The David Corkery column: Ireland will limp on in the Rugby World Cup

The David Corkery column: Ireland will limp on in the Rugby World Cup
Jonathan Sexton of Ireland during last game with Russia. Picture: Brendan Moran/Sportsfile

LONG before a ball was kicked in this World Cup, there was massive anticipation about what skills the players would bring with them from the training paddocks to the manicured surfaces of Japan.

In a game where it’s vital to increase the appeal to a wider television audience, all that is truly happening is it is turning into a watered-down version of rugby league because the pressure coaches are under to win.

Going on the evidence to date it seems that all the preparations have gone into turning players into bodybuilders and gym monkeys who can’t even pass the ball off their good side, not to mention their bad one.

Maybe things might change when we hit the knockout stages but apart from a few countries, the hosts and some of the South Sea islanders, nothing seems to have changed. This is especially prevalent in Ireland’s case and is not going to change now.

I don’t want to ramble on too much but if Ireland make it past the challenge of Samoa, they will be returning home after their quarter-final. Be that New Zealand or South Africa.

It is simply not possible to continue to do the same thing repeatedly and expect teams to not come up with ways of dealing with it.

In the past, Ireland have strangled the life out of their opponents by inching forward and building phase after phase which normally ends up in them being awarded a penalty. This dull and mundane way of winning is out-dated, predictable and will see Ireland crash out at their now customary World Cup quarter-final appearance.

Defences are just too big and too organised, and it doesn’t exactly take a rocket scientist to work out Joe Schmidt’s game-plan. All you need is a few forwards who have zero respect for their bodies and are willing to throw themselves at Ireland’s ball-carriers and the only option Murray or Sexton have left is to kick the leather off the ball.

Samoa have nothing to lose by going out tomorrow and as Jack Charlton would say “giving it a lash”.

Their only victory thus far has been against the brave but shockingly poor Russians who are the lowest-ranked team in the tournament. Just like Fiji and Tonga, Samoa’s traditional game is built around the sevens version and their first instinct is to attack. Their skill levels are well above any Irish player and their impulsive reaction is to run whenever they get the ball in their hands. However, they lack structure and their kicking game is poor.

Upfront where all games are won or lost, Ireland will find it difficult in the opening exchanges and they will look to keep the ball well in behind the Islanders’ bulky pack via the boot of Sexton and Murray. The last thing Ireland want to do is engage in a street fight.
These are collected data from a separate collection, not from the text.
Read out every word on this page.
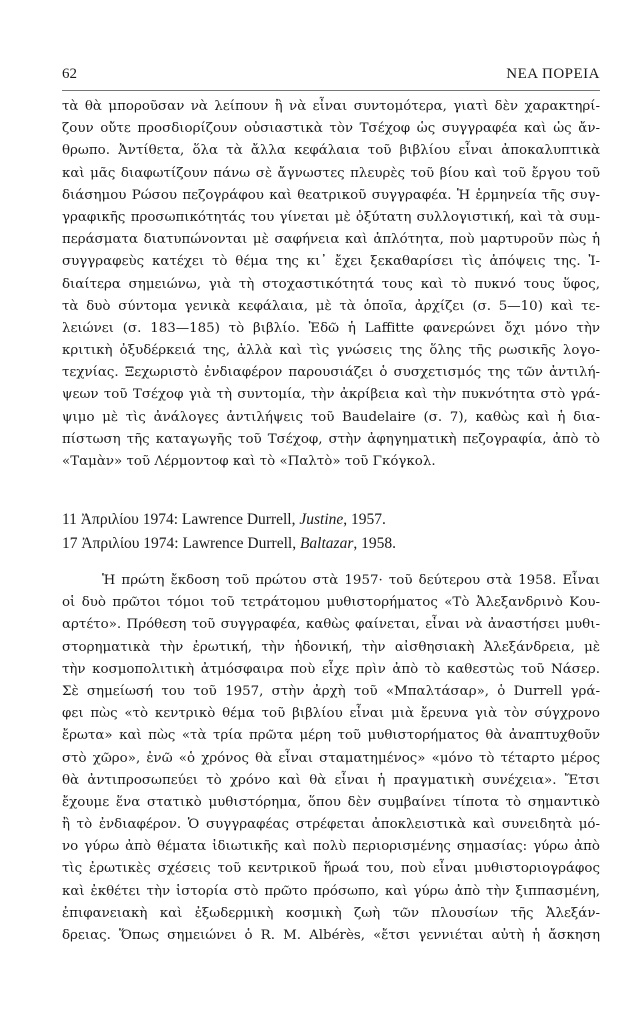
62	ΝΕΑ ΠΟΡΕΙΑ
τὰ θὰ μποροῦσαν νὰ λείπουν ἢ νὰ εἶναι συντομότερα, γιατὶ δὲν χαρακτηρί-
ζουν οὔτε προσδιορίζουν οὐσιαστικὰ τὸν Τσέχοφ ὡς συγγραφέα καὶ ὡς ἄν-
θρωπο. Ἀντίθετα, ὅλα τὰ ἄλλα κεφάλαια τοῦ βιβλίου εἶναι ἀποκαλυπτικὰ
καὶ μᾶς διαφωτίζουν πάνω σὲ ἄγνωστες πλευρὲς τοῦ βίου καὶ τοῦ ἔργου τοῦ
διάσημου Ρώσου πεζογράφου καὶ θεατρικοῦ συγγραφέα. Ἡ ἑρμηνεία τῆς συγ-
γραφικῆς προσωπικότητάς του γίνεται μὲ ὀξύτατη συλλογιστική, καὶ τὰ συμ-
περάσματα διατυπώνονται μὲ σαφήνεια καὶ ἁπλότητα, ποὺ μαρτυροῦν πὼς ἡ
συγγραφεὺς κατέχει τὸ θέμα της κι᾿ ἔχει ξεκαθαρίσει τὶς ἀπόψεις της. Ἰ-
διαίτερα σημειώνω, γιὰ τὴ στοχαστικότητά τους καὶ τὸ πυκνό τους ὕφος,
τὰ δυὸ σύντομα γενικὰ κεφάλαια, μὲ τὰ ὁποῖα, ἀρχίζει (σ. 5—10) καὶ τε-
λειώνει (σ. 183—185) τὸ βιβλίο. Ἐδῶ ἡ Laffitte φανερώνει ὄχι μόνο τὴν
κριτικὴ ὀξυδέρκειά της, ἀλλὰ καὶ τὶς γνώσεις της ὅλης τῆς ρωσικῆς λογο-
τεχνίας. Ξεχωριστὸ ἐνδιαφέρον παρουσιάζει ὁ συσχετισμός της τῶν ἀντιλή-
ψεων τοῦ Τσέχοφ γιὰ τὴ συντομία, τὴν ἀκρίβεια καὶ τὴν πυκνότητα στὸ γρά-
ψιμο μὲ τὶς ἀνάλογες ἀντιλήψεις τοῦ Baudelaire (σ. 7), καθὼς καὶ ἡ δια-
πίστωση τῆς καταγωγῆς τοῦ Τσέχοφ, στὴν ἀφηγηματικὴ πεζογραφία, ἀπὸ τὸ
«Ταμὰν» τοῦ Λέρμοντοφ καὶ τὸ «Παλτὸ» τοῦ Γκόγκολ.
11 Ἀπριλίου 1974: Lawrence Durrell, Justine, 1957.
17 Ἀπριλίου 1974: Lawrence Durrell, Baltazar, 1958.
Ἡ πρώτη ἔκδοση τοῦ πρώτου στὰ 1957· τοῦ δεύτερου στὰ 1958. Εἶναι
οἱ δυὸ πρῶτοι τόμοι τοῦ τετράτομου μυθιστορήματος «Τὸ Ἀλεξανδρινὸ Κου-
αρτέτο». Πρόθεση τοῦ συγγραφέα, καθὼς φαίνεται, εἶναι νὰ ἀναστήσει μυθι-
στορηματικὰ τὴν ἐρωτική, τὴν ἡδονική, τὴν αἰσθησιακὴ Ἀλεξάνδρεια, μὲ
τὴν κοσμοπολιτικὴ ἀτμόσφαιρα ποὺ εἶχε πρὶν ἀπὸ τὸ καθεστὼς τοῦ Νάσερ.
Σὲ σημείωσή του τοῦ 1957, στὴν ἀρχὴ τοῦ «Μπαλτάσαρ», ὁ Durrell γρά-
φει πὼς «τὸ κεντρικὸ θέμα τοῦ βιβλίου εἶναι μιὰ ἔρευνα γιὰ τὸν σύγχρονο
ἔρωτα» καὶ πὼς «τὰ τρία πρῶτα μέρη τοῦ μυθιστορήματος θὰ ἀναπτυχθοῦν
στὸ χῶρο», ἐνῶ «ὁ χρόνος θὰ εἶναι σταματημένος» «μόνο τὸ τέταρτο μέρος
θὰ ἀντιπροσωπεύει τὸ χρόνο καὶ θὰ εἶναι ἡ πραγματικὴ συνέχεια». Ἔτσι
ἔχουμε ἕνα στατικὸ μυθιστόρημα, ὅπου δὲν συμβαίνει τίποτα τὸ σημαντικὸ
ἢ τὸ ἐνδιαφέρον. Ὁ συγγραφέας στρέφεται ἀποκλειστικὰ καὶ συνειδητὰ μό-
νο γύρω ἀπὸ θέματα ἰδιωτικῆς καὶ πολὺ περιορισμένης σημασίας: γύρω ἀπὸ
τὶς ἐρωτικὲς σχέσεις τοῦ κεντρικοῦ ἥρωά του, ποὺ εἶναι μυθιστοριογράφος
καὶ ἐκθέτει τὴν ἱστορία στὸ πρῶτο πρόσωπο, καὶ γύρω ἀπὸ τὴν ξιππασμένη,
ἐπιφανειακὴ καὶ ἐξωδερμικὴ κοσμικὴ ζωὴ τῶν πλουσίων τῆς Ἀλεξάν-
δρειας. Ὅπως σημειώνει ὁ R. M. Albérès, «ἔτσι γεννιέται αὐτὴ ἡ ἄσκηση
Rome wasn’t built in a day and neither will this game be won in the first half. Ireland must first earn the right to score tries by moving the Samoans all over the field and tiring them out.

Where Schmidt will get some good return by taking them on physically is in the channels between 10, 12 and 13.

Presuming that Aki Bundee and Robbie Henshaw are going to start as Ireland’s midfield pairing, I think this very direct running duo will be used to secure territory in behind the all-important gain-line from most first phase plays. It’s what happens after that is where Ireland usually fall-down and run out of inventiveness.

As long as Ireland keep a strong grip on this game and do not let it deteriorate into a loose and free-flowing tie, they should be able to come up with the four tries they need.

Many columns have been penned on the importance of Sexton’s contribution and it is probably a bit unfair towards the rest of the squad. No one man will ever have the capacity to win a game on his own.

Unquestionably the Leinster man is a key figure and yes, he would be first on the team sheet. However, placing this much reliance on just one man can fracture a squad and Schmidt needs to be very cautious about how he deals with all this attention on just one player.

If Ireland are going to have any chance of breaking new ground by getting beyond the quarter-finals, they will need every single player, medic, kit man, water boy, and member of their coaching ticket to be singing off the same hymn sheet and there must be no animosity between those who are on the field and those who are sitting in the stand. I’d be disappointed if guys were not gutted by their exclusion but for the greater good of the squad it is imperative, they bite the lip and remain supportive.

This is a game where some of the younger members of the squad need to step forward and shoulder some of the burden that the likes of Sexton, Murray and Peter O’Mahony have been carrying and I call on our second rows to stand front and centre.

It is not good enough for these giants of men to be looking like lost sheep when you know what hits the fan. I have no doubt that there will be times in this game where not everything will be going to plan and unless our so-called powerhouses are prepared to lead from the front, we will struggle as we have done during the duration of this campaign and I include the warm-up games in this.

It’s ok for the red mist to develop once you control it and channel all the ferocity that comes with it in the precise direction.

Ireland to limp on and just about make it to the knockouts.

As long as Ireland keep a strong grip on this game and do not let it deteriorate into a loose, free-flowing tie, they should be able to come up with the four tries they need.